Frankreichs Abhängigkeit von Platini

Trotz der guten Mannschaft um ihn herum war die Abhängigkeit Frankreichs von ihrem besten Spieler riesig. Platinis außergewöhnlicher Spielstil trug entscheidend dazu bei. Auf dem Papier war er ein offensiver Mittelfeldspieler, allerdings wurde er auch drei Jahre in Folge Torschützenkönig der Serie A. Schaut man dann Spiele Frankreichs fällt einem auf, dass Platini sich schon direkt vor der eigenen Abwehr den Ball abholt.

Wie ist das möglich? Zum Einen war Michel Platini Nutznießer der Art des Fußballs, die in den Achtzigern gespielt wurde. Das Tempo war geringer, gepresst wurde meist frühestens ab der Mittellinie, Spieler erhielten viel Zeit am Ball. Zum Anderen war Platini nie ein Spieler, der konstant über 90 Minuten das Spiel beeinflusste. Er schien seine recht freie Rolle sehr zu genießen.

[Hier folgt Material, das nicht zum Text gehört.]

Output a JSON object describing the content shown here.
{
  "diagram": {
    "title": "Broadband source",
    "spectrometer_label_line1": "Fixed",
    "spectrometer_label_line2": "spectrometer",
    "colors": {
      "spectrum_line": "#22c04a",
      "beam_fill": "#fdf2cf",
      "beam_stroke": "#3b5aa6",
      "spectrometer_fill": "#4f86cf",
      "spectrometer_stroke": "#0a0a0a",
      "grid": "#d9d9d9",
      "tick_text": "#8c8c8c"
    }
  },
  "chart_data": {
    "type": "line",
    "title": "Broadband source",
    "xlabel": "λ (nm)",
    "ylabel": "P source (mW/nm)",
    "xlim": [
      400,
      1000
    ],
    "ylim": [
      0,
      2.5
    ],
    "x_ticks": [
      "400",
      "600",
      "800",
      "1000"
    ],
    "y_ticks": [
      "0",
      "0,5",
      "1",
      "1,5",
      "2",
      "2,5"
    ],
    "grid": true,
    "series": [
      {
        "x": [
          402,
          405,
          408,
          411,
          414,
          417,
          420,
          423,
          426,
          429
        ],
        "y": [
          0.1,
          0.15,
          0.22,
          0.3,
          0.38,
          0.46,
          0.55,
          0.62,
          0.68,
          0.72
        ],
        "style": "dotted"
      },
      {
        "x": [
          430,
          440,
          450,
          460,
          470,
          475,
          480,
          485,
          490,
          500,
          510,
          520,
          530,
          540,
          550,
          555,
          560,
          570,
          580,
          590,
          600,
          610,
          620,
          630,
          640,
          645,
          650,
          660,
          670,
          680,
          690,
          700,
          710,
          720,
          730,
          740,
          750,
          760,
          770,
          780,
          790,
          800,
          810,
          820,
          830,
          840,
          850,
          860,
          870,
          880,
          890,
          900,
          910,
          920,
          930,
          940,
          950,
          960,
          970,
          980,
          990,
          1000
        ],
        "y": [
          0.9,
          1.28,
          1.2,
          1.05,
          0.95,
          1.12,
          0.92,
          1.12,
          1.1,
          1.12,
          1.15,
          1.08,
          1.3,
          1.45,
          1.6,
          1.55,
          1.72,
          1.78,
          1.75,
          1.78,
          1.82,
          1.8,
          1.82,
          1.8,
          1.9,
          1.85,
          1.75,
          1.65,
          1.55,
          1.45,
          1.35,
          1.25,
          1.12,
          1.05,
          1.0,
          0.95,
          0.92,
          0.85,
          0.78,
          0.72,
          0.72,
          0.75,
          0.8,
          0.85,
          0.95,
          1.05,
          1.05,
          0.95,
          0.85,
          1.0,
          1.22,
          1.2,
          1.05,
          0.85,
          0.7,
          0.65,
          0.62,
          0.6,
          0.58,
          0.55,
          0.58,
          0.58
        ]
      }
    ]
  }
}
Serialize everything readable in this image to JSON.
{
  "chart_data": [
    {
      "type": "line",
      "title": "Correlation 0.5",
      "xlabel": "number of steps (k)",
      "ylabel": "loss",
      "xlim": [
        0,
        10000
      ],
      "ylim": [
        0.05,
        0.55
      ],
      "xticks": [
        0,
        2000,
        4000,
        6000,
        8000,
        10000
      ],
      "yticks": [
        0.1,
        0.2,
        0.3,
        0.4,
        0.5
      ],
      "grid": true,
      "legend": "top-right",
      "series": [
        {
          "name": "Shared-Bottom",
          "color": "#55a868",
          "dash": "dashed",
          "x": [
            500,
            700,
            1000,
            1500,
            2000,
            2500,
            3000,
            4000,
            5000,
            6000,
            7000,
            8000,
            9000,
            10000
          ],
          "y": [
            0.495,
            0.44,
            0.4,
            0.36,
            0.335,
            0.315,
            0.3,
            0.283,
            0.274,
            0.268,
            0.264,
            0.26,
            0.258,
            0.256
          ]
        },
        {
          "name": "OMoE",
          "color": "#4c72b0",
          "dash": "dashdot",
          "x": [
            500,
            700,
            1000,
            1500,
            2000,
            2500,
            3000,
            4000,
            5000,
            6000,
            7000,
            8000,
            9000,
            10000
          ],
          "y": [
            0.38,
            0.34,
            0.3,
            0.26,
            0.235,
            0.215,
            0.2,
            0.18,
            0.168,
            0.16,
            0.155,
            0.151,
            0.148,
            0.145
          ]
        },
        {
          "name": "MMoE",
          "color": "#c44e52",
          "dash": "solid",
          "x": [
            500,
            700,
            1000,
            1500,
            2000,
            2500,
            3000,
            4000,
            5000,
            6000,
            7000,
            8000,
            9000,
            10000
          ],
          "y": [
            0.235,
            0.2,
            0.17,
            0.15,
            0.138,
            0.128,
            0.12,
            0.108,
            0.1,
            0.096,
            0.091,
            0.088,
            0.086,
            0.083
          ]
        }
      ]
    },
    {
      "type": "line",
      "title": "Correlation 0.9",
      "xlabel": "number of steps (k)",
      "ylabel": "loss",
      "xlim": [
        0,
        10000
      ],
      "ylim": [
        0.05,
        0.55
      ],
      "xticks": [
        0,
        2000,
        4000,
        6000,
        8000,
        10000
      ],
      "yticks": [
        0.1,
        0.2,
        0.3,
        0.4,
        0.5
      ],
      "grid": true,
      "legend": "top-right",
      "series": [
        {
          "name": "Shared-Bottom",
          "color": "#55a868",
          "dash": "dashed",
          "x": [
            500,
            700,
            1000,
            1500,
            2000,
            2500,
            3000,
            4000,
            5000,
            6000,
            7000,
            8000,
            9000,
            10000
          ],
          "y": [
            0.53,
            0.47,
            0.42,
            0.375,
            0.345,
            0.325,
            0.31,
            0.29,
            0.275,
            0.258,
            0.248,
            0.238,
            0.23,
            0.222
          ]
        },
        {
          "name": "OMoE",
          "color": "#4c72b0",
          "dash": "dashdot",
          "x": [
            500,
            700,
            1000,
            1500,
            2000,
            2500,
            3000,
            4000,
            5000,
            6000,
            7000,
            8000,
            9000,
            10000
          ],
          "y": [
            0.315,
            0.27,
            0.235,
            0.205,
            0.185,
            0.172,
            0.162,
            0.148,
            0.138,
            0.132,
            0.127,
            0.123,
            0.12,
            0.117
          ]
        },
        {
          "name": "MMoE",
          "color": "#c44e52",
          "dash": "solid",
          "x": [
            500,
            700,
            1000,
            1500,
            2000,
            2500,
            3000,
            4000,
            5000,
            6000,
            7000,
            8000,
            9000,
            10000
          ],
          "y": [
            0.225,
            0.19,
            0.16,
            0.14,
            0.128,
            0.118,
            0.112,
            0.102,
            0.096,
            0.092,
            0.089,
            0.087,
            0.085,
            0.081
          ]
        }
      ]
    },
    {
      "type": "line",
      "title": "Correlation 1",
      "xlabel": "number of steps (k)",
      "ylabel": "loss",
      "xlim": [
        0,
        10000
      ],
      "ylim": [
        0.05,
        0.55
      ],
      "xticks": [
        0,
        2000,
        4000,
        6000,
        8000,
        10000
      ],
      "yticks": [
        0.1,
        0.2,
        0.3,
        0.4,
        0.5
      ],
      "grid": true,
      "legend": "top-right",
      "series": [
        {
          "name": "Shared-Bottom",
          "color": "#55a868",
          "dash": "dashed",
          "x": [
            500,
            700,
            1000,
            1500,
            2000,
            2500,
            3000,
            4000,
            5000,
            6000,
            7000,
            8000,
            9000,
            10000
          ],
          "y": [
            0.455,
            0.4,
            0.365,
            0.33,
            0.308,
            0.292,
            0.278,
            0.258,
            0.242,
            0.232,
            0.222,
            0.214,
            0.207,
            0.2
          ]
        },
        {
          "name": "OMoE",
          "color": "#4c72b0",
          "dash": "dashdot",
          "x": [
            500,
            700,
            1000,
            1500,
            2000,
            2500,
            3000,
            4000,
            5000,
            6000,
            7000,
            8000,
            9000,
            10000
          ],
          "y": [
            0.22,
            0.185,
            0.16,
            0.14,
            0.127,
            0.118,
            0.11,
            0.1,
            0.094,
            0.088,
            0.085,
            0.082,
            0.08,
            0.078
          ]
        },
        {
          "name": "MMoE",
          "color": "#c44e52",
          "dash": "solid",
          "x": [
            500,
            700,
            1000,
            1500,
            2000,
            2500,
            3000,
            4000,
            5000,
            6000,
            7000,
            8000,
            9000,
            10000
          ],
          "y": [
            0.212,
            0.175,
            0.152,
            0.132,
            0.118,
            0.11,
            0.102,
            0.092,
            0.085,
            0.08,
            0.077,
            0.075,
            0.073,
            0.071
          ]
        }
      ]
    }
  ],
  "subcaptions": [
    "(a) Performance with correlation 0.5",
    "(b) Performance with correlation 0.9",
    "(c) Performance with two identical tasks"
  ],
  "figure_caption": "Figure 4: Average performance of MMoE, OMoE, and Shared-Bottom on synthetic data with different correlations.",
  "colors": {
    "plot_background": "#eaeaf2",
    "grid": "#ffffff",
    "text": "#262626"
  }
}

Platini wirkte wie ein Genie, das genau was, dass es ein Genie ist. Er spielte nicht konstant raumgreifende Pässe. Genauso wenig startete er minütlich dynamische Tiefenläufe. Wenn er diese spielerischen Elemente wählte, geschah dies erst nachdem er sich seiner gesamten Umgebung bewusst war. Platini war herausragend gut darin, Räume zu lesen und so war auch die Entscheidungsfindung, sobald er progressivere Aktionen startete, stets smart.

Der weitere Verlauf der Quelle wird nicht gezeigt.